Deal will unite Presstek and Goss International
Parent of Hudson-based printer plans to buy Durham-based manufacturer from Chinese firm
Two New Hampshire printing companies will soon be related, if a deal announced Friday goes through.
American Industrial Partners – a New York private equity firm that owns the Hudson-based Presstek Inc. – has reached a definitive agreement with the Chinese-owned Shanghai Electric Corporation to buy Goss International Corp., based in Durham, for an undisclosed amount.
The deal can’t go forward without regulatory approval, which won’t be for 60 to 90 days.
“Our rank and file see this as a positive thing,” said Mike D’Angelo, managing director for the Americas at Goss, which employs about 450 attached to its Durham headquarters, out of 1,500 worldwide. “We see this leading to the growth of our market share and our output.”

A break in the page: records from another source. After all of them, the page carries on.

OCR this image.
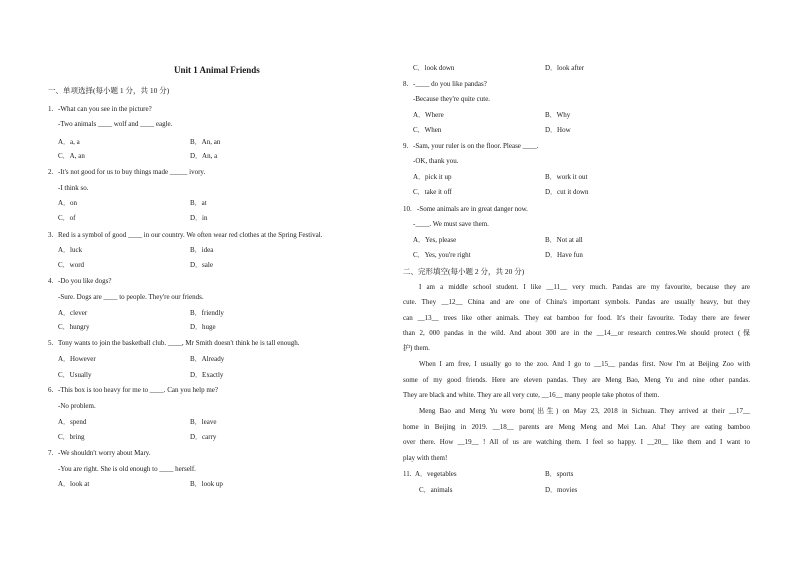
Unit 1 Animal Friends
一、单项选择(每小题 1 分，共 10 分)
1. -What can you see in the picture?
-Two animals ____ wolf and ____ eagle.
A．a, a	B．An, an
C．A, an	D．An, a
2. -It's not good for us to buy things made _____ ivory.
-I think so.
A．on	B．at
C．of	D．in
3. Red is a symbol of good ____ in our country. We often wear red clothes at the Spring Festival.
A．luck	B．idea
C．word	D．sale
4. -Do you like dogs?
-Sure. Dogs are ____ to people. They're our friends.
A．clever	B．friendly
C．hungry	D．huge
5. Tony wants to join the basketball club. ____, Mr Smith doesn't think he is tall enough.
A．However	B．Already
C．Usually	D．Exactly
6. -This box is too heavy for me to ____. Can you help me?
-No problem.
A．spend	B．leave
C．bring	D．carry
7. -We shouldn't worry about Mary.
-You are right. She is old enough to ____ herself.
A．look at	B．look up
C．look down	D．look after
8. -____ do you like pandas?
-Because they're quite cute.
A．Where	B．Why
C．When	D．How
9. -Sam, your ruler is on the floor. Please ____.
-OK, thank you.
A．pick it up	B．work it out
C．take it off	D．cut it down
10. -Some animals are in great danger now.
-____. We must save them.
A．Yes, please	B．Not at all
C．Yes, you're right	D．Have fun
二、完形填空(每小题 2 分，共 20 分)
I am a middle school student. I like __11__ very much. Pandas are my favourite, because they are
cute. They __12__ China and are one of China's important symbols. Pandas are usually heavy, but they
can __13__ trees like other animals. They eat bamboo for food. It's their favourite. Today there are fewer
than 2, 000 pandas in the wild. And about 300 are in the __14__or research centres.We should protect (保
护) them.
When I am free, I usually go to the zoo. And I go to __15__ pandas first. Now I'm at Beijing Zoo with
some of my good friends. Here are eleven pandas. They are Meng Bao, Meng Yu and nine other pandas.
They are black and white. They are all very cute, __16__ many people take photos of them.
Meng Bao and Meng Yu were born(出生) on May 23, 2018 in Sichuan. They arrived at their __17__
home in Beijing in 2019. __18__ parents are Meng Meng and Mei Lan. Aha! They are eating bamboo
over there. How __19__ ! All of us are watching them. I feel so happy. I __20__ like them and I want to
play with them!
11. A．vegetables	B．sports
C．animals	D．movies
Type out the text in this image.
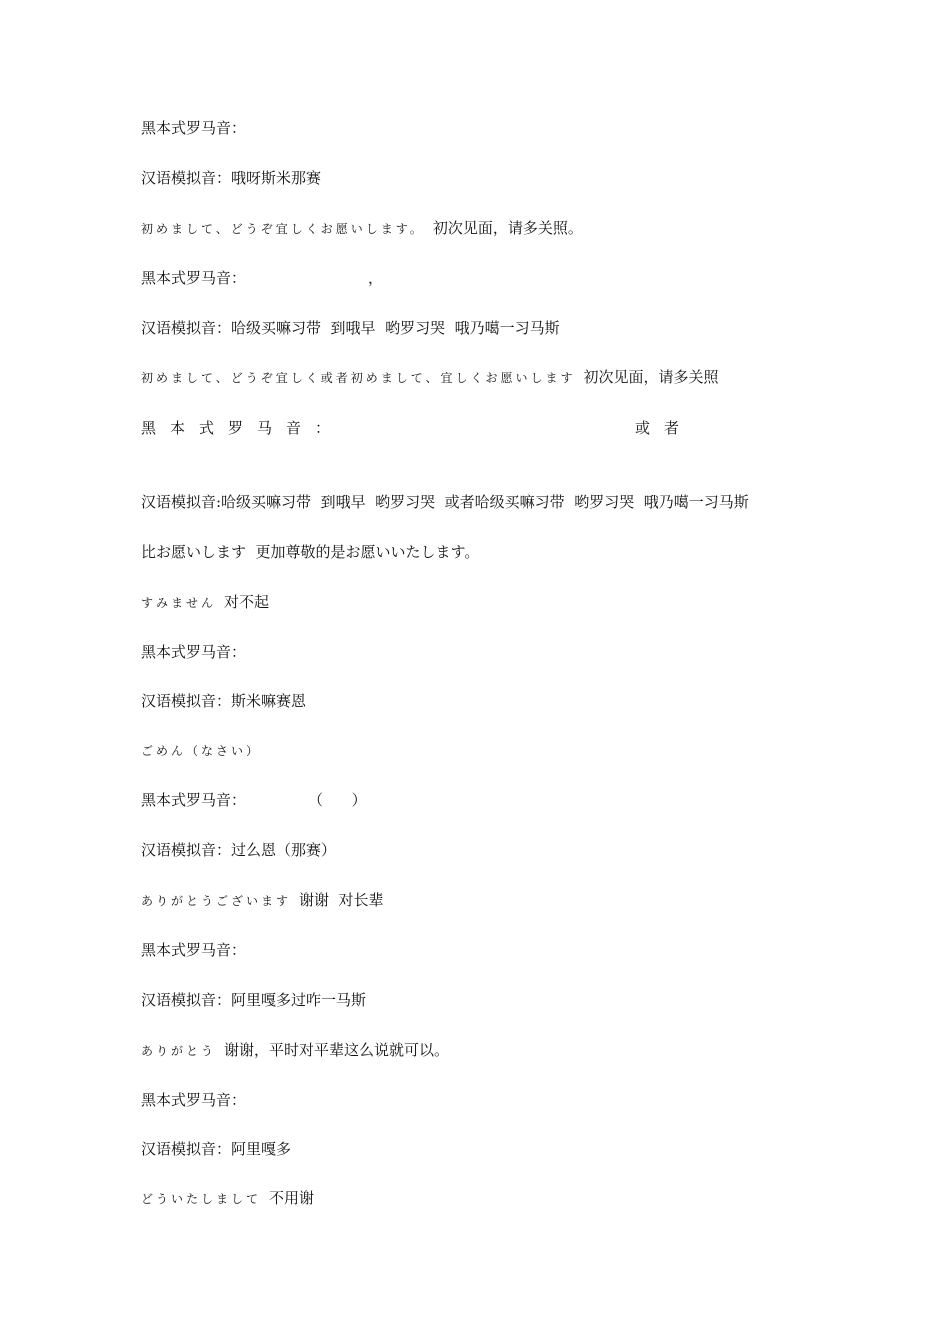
黑本式罗马音：
汉语模拟音：哦呀斯米那赛
初めまして、どうぞ宜しくお愿いします。 初次见面，请多关照。
黑本式罗马音：	，
汉语模拟音：哈级买嘛习带  到哦早  哟罗习哭  哦乃噶一习马斯
初めまして、どうぞ宜しく或者初めまして、宜しくお愿いします 初次见面，请多关照
黑本式罗马音：	或者
汉语模拟音:哈级买嘛习带  到哦早  哟罗习哭  或者哈级买嘛习带  哟罗习哭  哦乃噶一习马斯
比お愿いします  更加尊敬的是お愿いいたします。
すみません 对不起
黑本式罗马音：
汉语模拟音：斯米嘛赛恩
ごめん（なさい）
黑本式罗马音：	（      ）
汉语模拟音：过么恩（那赛）
ありがとうございます 谢谢  对长辈
黑本式罗马音：
汉语模拟音：阿里嘎多过咋一马斯
ありがとう 谢谢，平时对平辈这么说就可以。
黑本式罗马音：
汉语模拟音：阿里嘎多
どういたしまして 不用谢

“We are very excited,” added Ralph Jenkins, worldwide director of sales and marketing for Presstek, which employs about 44 in its Hudson headquarters out of a total workforce of 228.
Both companies are involved in the printing equipment business, though they serve very different markets.
Goss manufactures large web offset printing presses for the newspaper industry and large commercial printing operations. Shanghai Electric – which purchased a majority share in the company in 2009 – bought it outright the following year in a deal valued at $1.5 billion. But, said D’Angelo, the government-owned SEC, traded on the Shanghai exchange, changed management and wanted to divest itself out of the printing business, which took a nosedive during the last recession, to concentrate on its core business: electric generation.
The Durham plant mainly serves as Goss’ U.S. headquarters, though it does some light manufacturing. Presstek primarily produces plates, mostly for smaller printers.
AIP took over Presstek – then a struggling publicly traded company – in 2012 for 50 cents a share, or about $26 million. At the time, the company was headquartered in Connecticut with a major facility in Hudson that employed 110 workers, but has since downsized to 44 workers. While the Hudson plant still produces direct imagining plates for its own equipment, the Hudson facility has become the company’s administrative headquarters. Most of the production is out of the company’s South Hadley, Mass., plant, which also employs 44 workers. The rest of the company’s workers are scattered throughout the United States and the United Kingdom.
“Going from public to private, really allowed us to do what is fitting for the market,” said Jenkins. “It was a time for strategic change within the company, and it allowed us to be profitable. They adjusted the size for the company and we were able to narrow everything down to our core competencies.”